I looked up kindness to learn where the word came from. It’s related to “kind” as in “my kind of thing,” and also “kin.” It has a quality of “natural, native, or innate,” and that grew into the sense of “the feeling that relatives or kin have for each other.” That helped me to a definition of kindness I find helpful: kindness is how you’re treated when you belong. Kindness is how we show each other, “You’re my kind. We’re in a human—also non-human—kinship.”
I found it revelatory to learn about the biology of compassion, related to the sense of kinship. So, the biological strategy of fish and reptiles is to produce lots of eggs and lots of babies. And the young have to disperse rapidly as soon as they’re born to avoid being eaten. Sometimes it even means being eaten by their own parents (maybe some of us can identify with that, amirite? — but it’s mostly a reptile quality). The reptile babies are mobile, they seek their own protection, and from the jump they go out to take care of themselves.
But in order to evolve into mammals, creatures had to develop certain traits: warm-bloodedness, offspring living from the time of birth, small numbers of young, and huge parental caregiving investment in the little beings. In order for that to happen evolutionarily, there had to be new physiology developed so that the avoid-approach response of reptiles could be mediated into interpersonal contact and connection. So we developed the parasympathetic nervous system, the rest-and-digest response. The body at rest becomes open to physical contact with other beings, starting with those taking care of us. The mammalian body learned to trust a safe haven of care so that the extra development that takes place outside the womb could be safe and facilitated. And one of these qualities of the extra investment is sensitivity to distress and a preparedness to act to appropriately to relieve that distress, which sounds a lot like compassion.
It’s this core of compassion in our history as a species that gets activated when someone puts his big hand on your shoulder. And when we offer ourselves compassion, it’s traveling the same evolved physiological pathways as that basic caring behavior that the mammals developed. There is this amazing thing where, even if the mind thinks, “No no no, it’s not going to work, it’s not for me, I can’t use my intellect to imagine it,” these pathways are thousands of years old in the body and the body remembers that evolutionary story and the body knows these pathways signal care.
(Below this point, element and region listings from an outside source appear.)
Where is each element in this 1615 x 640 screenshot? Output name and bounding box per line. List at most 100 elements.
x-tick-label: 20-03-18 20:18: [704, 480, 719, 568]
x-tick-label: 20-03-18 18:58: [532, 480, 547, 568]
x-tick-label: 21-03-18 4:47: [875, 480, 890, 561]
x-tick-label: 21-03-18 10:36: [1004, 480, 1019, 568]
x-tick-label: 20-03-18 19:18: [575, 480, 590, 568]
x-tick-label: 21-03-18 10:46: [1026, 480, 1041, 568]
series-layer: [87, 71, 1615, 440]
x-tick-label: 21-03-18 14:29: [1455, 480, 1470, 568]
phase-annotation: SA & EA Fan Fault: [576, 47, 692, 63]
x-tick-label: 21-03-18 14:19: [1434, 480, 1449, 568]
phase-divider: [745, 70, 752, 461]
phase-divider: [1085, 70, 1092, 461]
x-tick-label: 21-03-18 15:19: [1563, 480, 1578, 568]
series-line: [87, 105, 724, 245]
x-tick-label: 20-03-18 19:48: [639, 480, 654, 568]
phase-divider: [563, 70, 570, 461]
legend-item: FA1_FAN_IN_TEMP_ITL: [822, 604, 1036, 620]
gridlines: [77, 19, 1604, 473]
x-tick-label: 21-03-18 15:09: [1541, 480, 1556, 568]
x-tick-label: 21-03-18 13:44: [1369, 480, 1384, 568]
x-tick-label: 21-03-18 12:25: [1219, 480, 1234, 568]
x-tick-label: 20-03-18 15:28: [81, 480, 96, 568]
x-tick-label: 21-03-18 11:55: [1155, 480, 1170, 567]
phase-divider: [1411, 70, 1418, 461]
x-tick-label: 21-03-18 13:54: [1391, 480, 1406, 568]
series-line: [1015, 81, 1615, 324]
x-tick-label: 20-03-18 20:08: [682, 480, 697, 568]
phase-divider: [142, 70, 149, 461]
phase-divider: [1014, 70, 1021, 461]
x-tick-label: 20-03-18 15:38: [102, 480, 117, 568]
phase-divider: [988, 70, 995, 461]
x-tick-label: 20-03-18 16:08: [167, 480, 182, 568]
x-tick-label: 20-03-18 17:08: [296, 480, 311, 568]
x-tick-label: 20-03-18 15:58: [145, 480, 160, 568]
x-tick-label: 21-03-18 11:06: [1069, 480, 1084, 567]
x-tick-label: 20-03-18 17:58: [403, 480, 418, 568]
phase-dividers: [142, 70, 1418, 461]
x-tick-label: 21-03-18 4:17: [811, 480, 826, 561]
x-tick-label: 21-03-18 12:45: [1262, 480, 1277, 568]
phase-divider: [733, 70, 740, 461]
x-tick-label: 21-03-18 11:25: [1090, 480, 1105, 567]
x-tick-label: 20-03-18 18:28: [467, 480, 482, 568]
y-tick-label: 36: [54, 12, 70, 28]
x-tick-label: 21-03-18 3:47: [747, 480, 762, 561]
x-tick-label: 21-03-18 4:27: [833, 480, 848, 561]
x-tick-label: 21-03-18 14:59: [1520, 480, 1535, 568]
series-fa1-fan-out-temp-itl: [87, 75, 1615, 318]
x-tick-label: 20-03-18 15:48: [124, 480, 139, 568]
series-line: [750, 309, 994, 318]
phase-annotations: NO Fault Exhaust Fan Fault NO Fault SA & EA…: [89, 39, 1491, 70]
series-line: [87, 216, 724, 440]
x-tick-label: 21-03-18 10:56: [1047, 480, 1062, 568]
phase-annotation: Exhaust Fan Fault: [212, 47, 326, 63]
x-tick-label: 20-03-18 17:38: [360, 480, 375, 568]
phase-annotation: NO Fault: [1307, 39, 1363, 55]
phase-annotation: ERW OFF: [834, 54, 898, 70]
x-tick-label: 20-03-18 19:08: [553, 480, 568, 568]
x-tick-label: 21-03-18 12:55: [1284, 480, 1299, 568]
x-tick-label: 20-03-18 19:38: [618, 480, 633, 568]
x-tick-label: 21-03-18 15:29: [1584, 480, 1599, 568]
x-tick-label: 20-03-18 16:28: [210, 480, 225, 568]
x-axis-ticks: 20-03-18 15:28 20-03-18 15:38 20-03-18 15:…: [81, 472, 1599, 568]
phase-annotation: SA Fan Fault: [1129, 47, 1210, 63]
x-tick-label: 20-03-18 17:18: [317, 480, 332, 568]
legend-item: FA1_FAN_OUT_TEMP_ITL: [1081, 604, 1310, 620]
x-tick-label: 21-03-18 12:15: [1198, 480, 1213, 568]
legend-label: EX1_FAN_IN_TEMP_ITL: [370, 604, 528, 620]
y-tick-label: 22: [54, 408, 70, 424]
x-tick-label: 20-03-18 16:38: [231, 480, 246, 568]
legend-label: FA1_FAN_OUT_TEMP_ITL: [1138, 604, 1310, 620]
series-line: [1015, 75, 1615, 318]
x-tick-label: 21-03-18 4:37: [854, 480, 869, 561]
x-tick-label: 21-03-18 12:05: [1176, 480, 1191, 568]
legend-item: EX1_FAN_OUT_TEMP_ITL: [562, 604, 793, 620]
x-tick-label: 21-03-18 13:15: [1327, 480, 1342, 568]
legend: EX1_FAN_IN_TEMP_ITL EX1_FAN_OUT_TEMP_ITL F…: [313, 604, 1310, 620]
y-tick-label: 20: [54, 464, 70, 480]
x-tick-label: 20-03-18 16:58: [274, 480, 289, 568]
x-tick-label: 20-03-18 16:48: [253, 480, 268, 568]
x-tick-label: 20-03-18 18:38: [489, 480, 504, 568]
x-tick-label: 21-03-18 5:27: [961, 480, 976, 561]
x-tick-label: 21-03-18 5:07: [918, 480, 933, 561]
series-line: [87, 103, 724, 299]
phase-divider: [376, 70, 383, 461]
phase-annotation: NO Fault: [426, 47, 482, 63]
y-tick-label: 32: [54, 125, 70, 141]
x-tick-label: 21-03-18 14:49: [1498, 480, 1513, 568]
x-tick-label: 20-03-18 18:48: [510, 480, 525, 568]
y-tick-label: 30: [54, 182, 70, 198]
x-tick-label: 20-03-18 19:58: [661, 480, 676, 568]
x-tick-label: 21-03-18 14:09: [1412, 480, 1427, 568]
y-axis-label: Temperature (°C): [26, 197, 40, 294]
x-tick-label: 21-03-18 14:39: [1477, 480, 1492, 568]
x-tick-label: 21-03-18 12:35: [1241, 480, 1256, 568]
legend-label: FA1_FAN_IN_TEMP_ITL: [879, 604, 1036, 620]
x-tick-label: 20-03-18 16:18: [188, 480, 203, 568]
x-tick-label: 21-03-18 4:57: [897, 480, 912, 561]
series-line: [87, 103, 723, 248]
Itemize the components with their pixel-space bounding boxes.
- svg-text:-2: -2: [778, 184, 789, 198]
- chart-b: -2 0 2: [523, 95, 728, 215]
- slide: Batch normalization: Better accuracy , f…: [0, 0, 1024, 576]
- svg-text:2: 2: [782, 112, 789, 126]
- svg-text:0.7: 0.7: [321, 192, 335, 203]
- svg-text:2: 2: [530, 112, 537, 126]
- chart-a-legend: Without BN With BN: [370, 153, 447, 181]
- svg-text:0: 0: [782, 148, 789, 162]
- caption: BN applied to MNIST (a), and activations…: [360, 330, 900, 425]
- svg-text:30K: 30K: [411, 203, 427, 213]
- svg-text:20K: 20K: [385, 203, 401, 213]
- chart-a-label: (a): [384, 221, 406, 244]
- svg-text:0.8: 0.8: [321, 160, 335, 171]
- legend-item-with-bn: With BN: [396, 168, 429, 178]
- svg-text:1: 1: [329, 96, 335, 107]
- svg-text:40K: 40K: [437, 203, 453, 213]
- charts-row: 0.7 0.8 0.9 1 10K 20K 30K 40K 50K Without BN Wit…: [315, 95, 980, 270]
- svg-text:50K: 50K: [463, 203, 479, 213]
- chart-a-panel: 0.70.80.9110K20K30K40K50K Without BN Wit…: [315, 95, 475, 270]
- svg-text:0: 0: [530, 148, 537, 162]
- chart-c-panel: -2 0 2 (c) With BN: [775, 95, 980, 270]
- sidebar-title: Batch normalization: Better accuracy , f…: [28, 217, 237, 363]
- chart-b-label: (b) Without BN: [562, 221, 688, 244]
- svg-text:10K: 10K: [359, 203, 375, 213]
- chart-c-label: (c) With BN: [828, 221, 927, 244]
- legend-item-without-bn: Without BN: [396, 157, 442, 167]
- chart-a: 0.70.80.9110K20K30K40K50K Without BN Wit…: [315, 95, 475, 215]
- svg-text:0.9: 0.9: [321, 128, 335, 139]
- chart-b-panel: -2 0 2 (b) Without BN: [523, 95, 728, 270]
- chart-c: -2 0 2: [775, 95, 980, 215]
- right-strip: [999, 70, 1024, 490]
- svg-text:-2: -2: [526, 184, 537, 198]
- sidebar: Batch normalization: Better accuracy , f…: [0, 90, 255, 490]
They signal, “I see you’re in distress and I want to alleviate that for you.” This is why kind physical gestures have such power: we can be the Ramen Champ to our own experience.
During Covid, the Ramen Champ went out of business and so who knows where he is and on whose shoulder he’s laying his hand right now. But that one unexpected gesture of kindness caught me when I was swan-diving into despair and reminded my body I was part of the pack.